At the moment, the big strategic question remains unresolved - the survival of "the project", the supporters of which see it as their role to bring the progressive forces of the centre-left into closer alliance, even fusion. Terribly modern, this, but in reality, for Liberals, it is a very old danger indeed - that the leader is seduced, once again, by the idea that there is some short-cut to power.

Such attempts have not always served the party - or those it seeks to represent - well. The leader most addicted to the aphrodisiac of power was Lloyd George. His 1920s "project" was to create a centrist party, naturally with himself at the helm, that would house most Liberals and the Tories, to deal with the challenge of Labour. Instead, Lloyd George became a prisoner of the Tories until they discarded him, and he and his party never held office again.

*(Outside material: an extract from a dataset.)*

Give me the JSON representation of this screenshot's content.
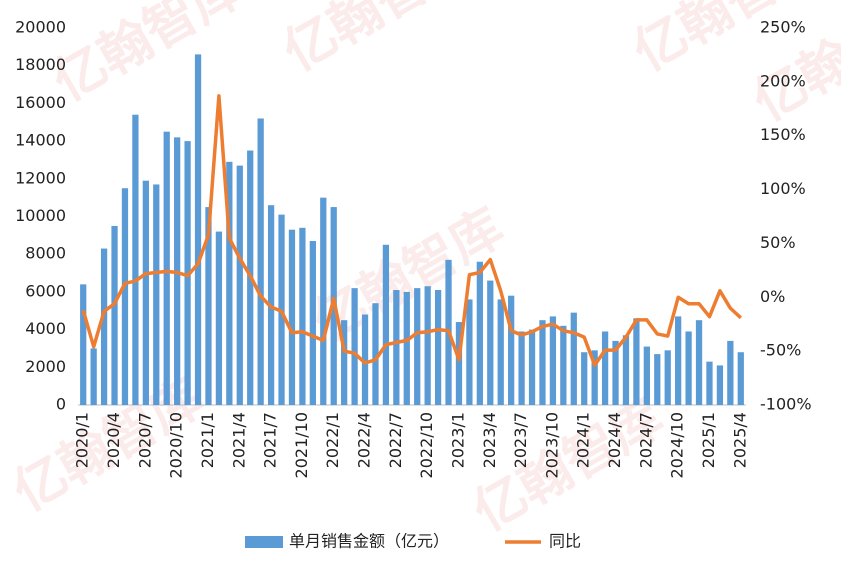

The next Liberal leader who felt confident enough to echo Lloyd George and call on his activists to go back to their constituencies and prepare for government was David Steel. His alliance with the SDP was meant to bring politicians of stature and experience - Roy Jenkins, Shirley Williams and David Owen - into a political grouping that had always lacked that kind of credibility.

The Liberal-SDP Alliance, with 50 per cent-plus poll ratings in 1981, promised a great leap forward. The short cut nearly worked. But by 1987 the fabric of this project of realignment had collapsed into the wreckage that Paddy Ashdown had to deal with when he became leader. It was only rescued by Ashdown's determination to rebuild the party's strength on the ground. He went about this even as the bailiffs were knocking on the doors of the party HQ in Cowley Street. More and more councils were won from the Tories and Labour, and the strategy of "targeting" key parliamentary seats, where the party's meagre (but honestly gained) resources would be concentrated, paid off in 1992 and 1997. Ashdown saved the party.

Now that progress is jeopardised by the meretricious attractions of the latest project. Lib Dems have to ask themselves if - given Labour's record on health and education, on freedom of information and on asylum - they want to go into the next election as a sort of brand-engineered lager version of New Labour, reaching the parts like the South-west that Tony Blair cannot reach.

It looks more like a rat run than a short cut. HH Asquith, the last Liberal to be elected to lead a government, made this timeless appeal when he resigned as leader in 1926:

"A great political party should never allow itself to succumb to the temptation to degenerate into a bargaining counter. Independence is essential to self-respect and, whatever it may cost you in the short run, it is the only way in the long run of securing the respect of the country."

The writer is a former aide to Paddy Ashdown.